Al se balançait légèrement et je le voyais réfléchir à ce que je venais de lui expliquer.


— Et tu dis que c'est la première fois ? fit-il en regardant les quelques gouttes qui s'échappaient encore de la gouttière la plus proche.

— Oui.

— Pourquoi ? C'est dommage. Quand je vois la détresse que j'ai ressentie à sa perte et le bonheur qui a surgi lorsque tu l'as glissé devant moi, je trouve ça vraiment dommage que d'autres ne puissent pas ressentir la même chose en récupérant un objet qui leur est cher.

— Mais comment savoir s'il est important pour eux et que ce n'est pas une breloque achetée initialement pour une soirée à thème ? demandai-je, dubitatif, bien qu'un peu emporté par son enthousiasme.


Al tapota son torse de sa main droite avant de tourner son visage souriant vers moi.


— Avec le cœur.

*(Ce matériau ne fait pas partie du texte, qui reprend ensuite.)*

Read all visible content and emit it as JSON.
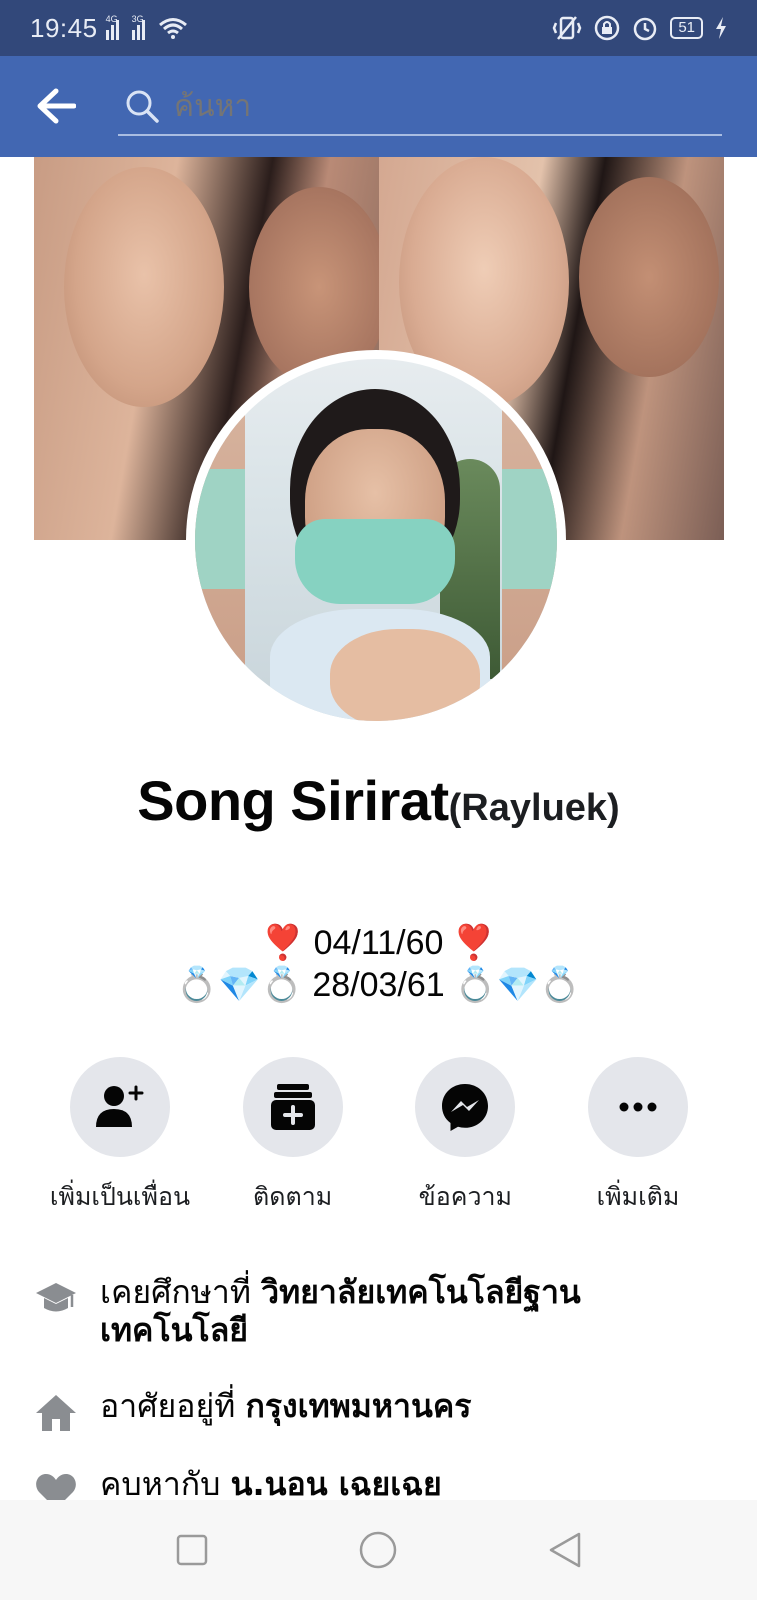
{
  "status_bar": {
    "time": "19:45",
    "signal_1_tag": "4G",
    "signal_2_tag": "3G",
    "battery": "51"
  },
  "app_bar": {
    "search_placeholder": "ค้นหา"
  },
  "profile": {
    "name": "Song Sirirat",
    "alternate_name": "(Rayluek)",
    "bio_line_1": "❣️ 04/11/60 ❣️",
    "bio_line_2": "💍💎💍 28/03/61 💍💎💍"
  },
  "actions": [
    {
      "label": "เพิ่มเป็นเพื่อน",
      "icon": "add-friend-icon"
    },
    {
      "label": "ติดตาม",
      "icon": "follow-icon"
    },
    {
      "label": "ข้อความ",
      "icon": "messenger-icon"
    },
    {
      "label": "เพิ่มเติม",
      "icon": "more-icon"
    }
  ],
  "details": {
    "education_prefix": "เคยศึกษาที่ ",
    "education_value": "วิทยาลัยเทคโนโลยีฐาน เทคโนโลยี",
    "residence_prefix": "อาศัยอยู่ที่ ",
    "residence_value": "กรุงเทพมหานคร",
    "relationship_prefix": "คบหากับ ",
    "relationship_value": "น.นอน เฉยเฉย"
  },
  "colors": {
    "status_bar": "#32487a",
    "app_bar": "#4267b2",
    "action_bg": "#e4e6eb"
  }
}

C'est lui qui t'a poussé à me retrouver.


Je haussai les épaules, peu certain d'attribuer ce que j'avais ressenti à une injonction de mon palpitant, mais hochai finalement la tête.


— Alors c'est bon pour toi, on essaye ?

— Je ne sais pas si... commençai-je.

— Les objets sont importants et je sais que tu es d'accord avec moi. Essayons seulement sur notre temps libre. Que fais-tu la semaine prochaine ?


Je restai interdit, muet pendant quelques secondes, n'osant dire que je comptais passer ces jours de vacances à bûcher dans le noir de ma chambre.

Sur le moment, ça me semblait idiot.

Idiot de continuer à vivre seul dans mon coin.


Alors j'ouvris de nouveau la bouche pour déclarer, sans songer à ce qui allait en sortir :


— Je dessine. Peut-être que si je couche sur papier ce dont je me souviens de ces personnes, ça pourrait être utile ?


Et Al rayonna, plus que le soleil n'avait pu jamais le faire dans la région.



Les pieds sur le pas de la porte de mon appartement et la bretelle de mon sac en équilibre sur mon épaule, l'impression d'oublier quelque chose de crucial me tiraillait le ventre.

Mais j'avais beau faire le point dans ma tête de tout ce dont j'avais besoin pour l'après-midi, rien ne manquait, hormis l'assurance qui me caractérisait la plupart du temps.


Les doigts tremblants, je verrouillai la porte d'entrée avant de me glisser dans les rues, le souffle court.

Si tout se déroulait comme je l'avais prévu, je devais arriver sur les lieux du rendez-vous avec vingt minutes d'avance.

C'était le temps qu'il me fallait pour remettre de l'ordre dans mes idées, et éloigner le risque de passer pour un idiot.